Currently the output vector for this is the coremidi module, allowing me to push interpreted accelerometer data to MIDI in OS X. I am still exploring the best ways to scale and manipulate data, and then how to have it affect music. Having the accelerometer output tied to something like the modwheel would make sense for altering the sound but not having to worry about particular notes or timing (none of the Node.js MIDI libraries I could find had clock functionality built in; quantizing would have to happen inside of whatever music software). The practically hard part of creating a motion input has been completed, but the manipulation of that input and in what was to necessarily output it is not something I’ve entirely settled upon. I will be making the source code public in the near future for the project as it exists now.

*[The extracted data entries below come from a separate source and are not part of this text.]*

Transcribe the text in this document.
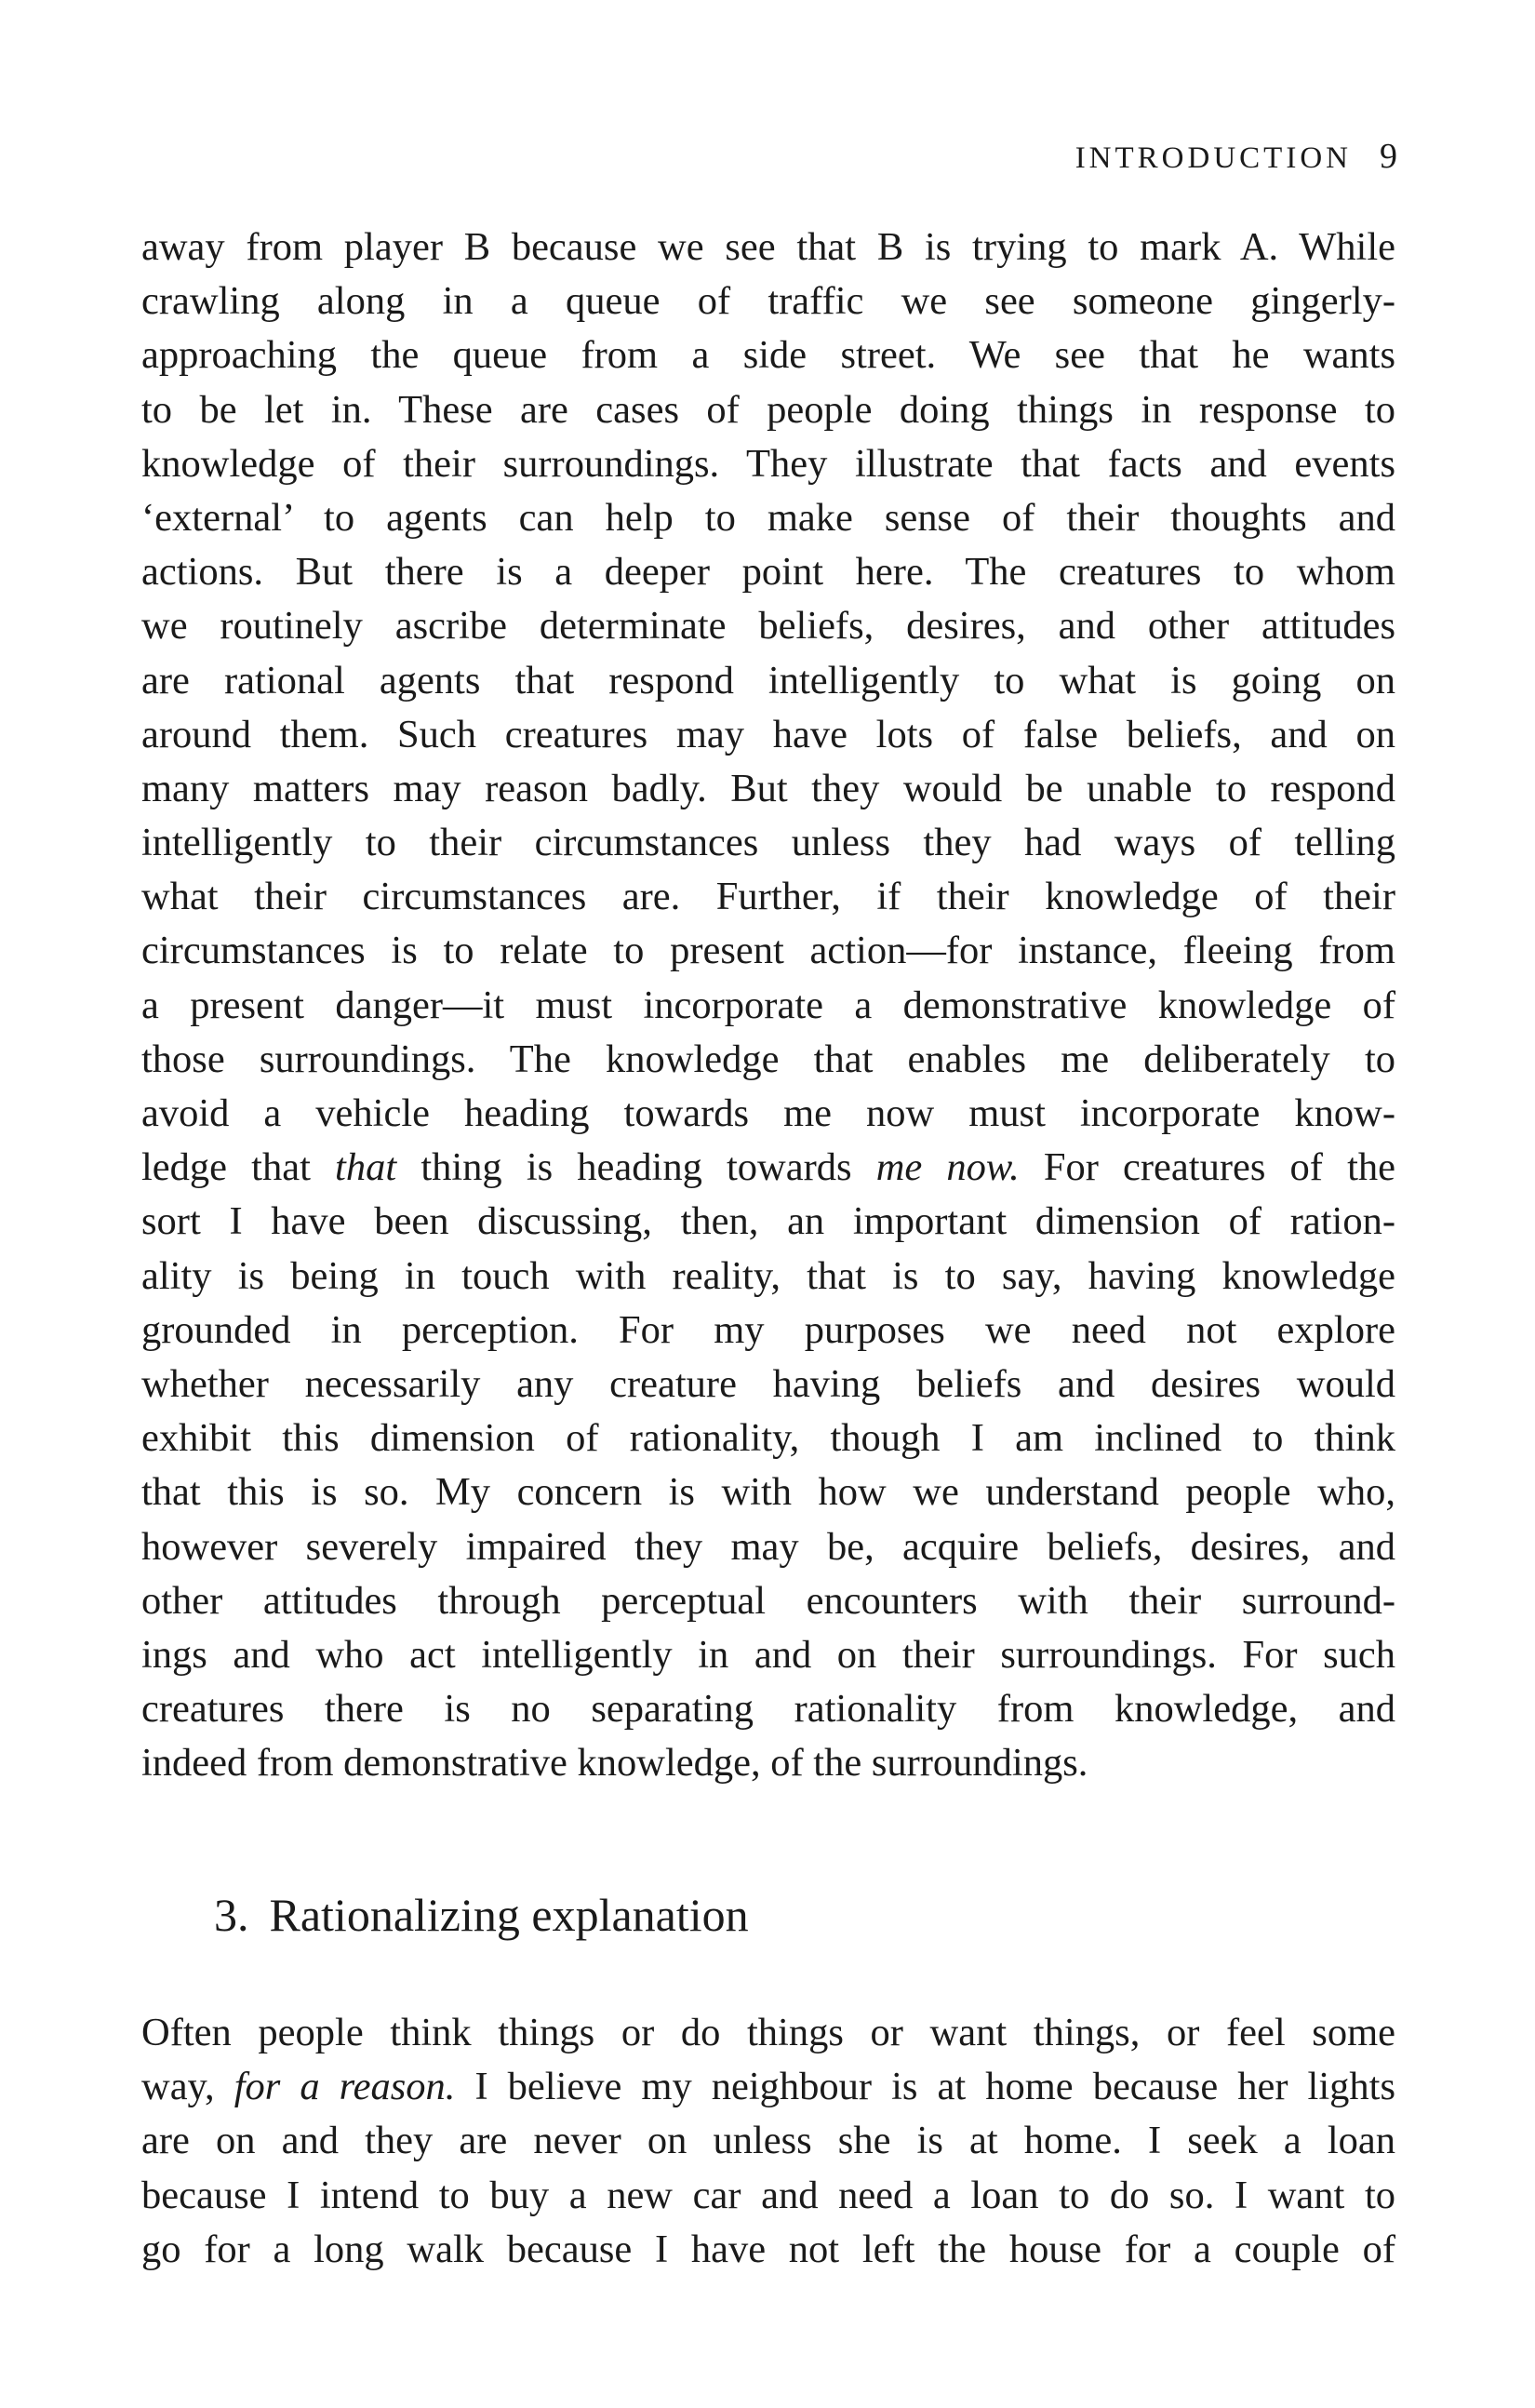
INTRODUCTION 9
away from player B because we see that B is trying to mark A. While
crawling along in a queue of traffic we see someone gingerly-
approaching the queue from a side street. We see that he wants
to be let in. These are cases of people doing things in response to
knowledge of their surroundings. They illustrate that facts and events
‘external’ to agents can help to make sense of their thoughts and
actions. But there is a deeper point here. The creatures to whom
we routinely ascribe determinate beliefs, desires, and other attitudes
are rational agents that respond intelligently to what is going on
around them. Such creatures may have lots of false beliefs, and on
many matters may reason badly. But they would be unable to respond
intelligently to their circumstances unless they had ways of telling
what their circumstances are. Further, if their knowledge of their
circumstances is to relate to present action—for instance, fleeing from
a present danger—it must incorporate a demonstrative knowledge of
those surroundings. The knowledge that enables me deliberately to
avoid a vehicle heading towards me now must incorporate know-
ledge that that thing is heading towards me now. For creatures of the
sort I have been discussing, then, an important dimension of ration-
ality is being in touch with reality, that is to say, having knowledge
grounded in perception. For my purposes we need not explore
whether necessarily any creature having beliefs and desires would
exhibit this dimension of rationality, though I am inclined to think
that this is so. My concern is with how we understand people who,
however severely impaired they may be, acquire beliefs, desires, and
other attitudes through perceptual encounters with their surround-
ings and who act intelligently in and on their surroundings. For such
creatures there is no separating rationality from knowledge, and
indeed from demonstrative knowledge, of the surroundings.
3. Rationalizing explanation
Often people think things or do things or want things, or feel some
way, for a reason. I believe my neighbour is at home because her lights
are on and they are never on unless she is at home. I seek a loan
because I intend to buy a new car and need a loan to do so. I want to
go for a long walk because I have not left the house for a couple of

I’ve purchased and will be adhering a Sparkfun BlueSMIRF Silver Bluetooth  adapter (Adafruit has insisted a sewable module of their own is coming) to push the serial data wirelessly to a computer in order to get rid of a physical cable and to open up the possibility that there can be more than one of these devices in play at once. It would be incredibly fun to get a dancefloor full of people wired up with these sensors, and to crunch data about their physical response to music that will then influence how the music ends up getting expressed. Unfortunately, this seems very cost-ineffective at this time. Using a full-size FLORA, accelerometer, Bluetooth module and coin battery-based power supply puts material costs well above what seems practical or viable to do with any sort of scale. The cost also kept me from embedding or folding the hardware into any sort of more elaborate or particular clothing for fear of making it too specific; a wristband was as simple an item of clothing I could imagine.

As it stands, this either serves as a neat proof of concept for the dynamic I was seeking to explore, or it’s something that I as a producer of music can wear while either recording or performing that will allow another facet of control and expression that responds to my physical body. I’m still excited about this idea, but it ends up feeling less novel to me. The goal for this concept in the future will be how to play with the movement or expressions of a crowd without having to have a 1:1 relationship between micorocontrollers (or sensors) and individuals. To push in the more wearable direction, it would take cheaper parts, which maybe wouldn’t even have a dancefloor context. Perhaps much like many “quantified self” devices, it would be possible to record the rhythm of one’s daily movements, and to use those to algorithmically compose a soundtrack out of any given day.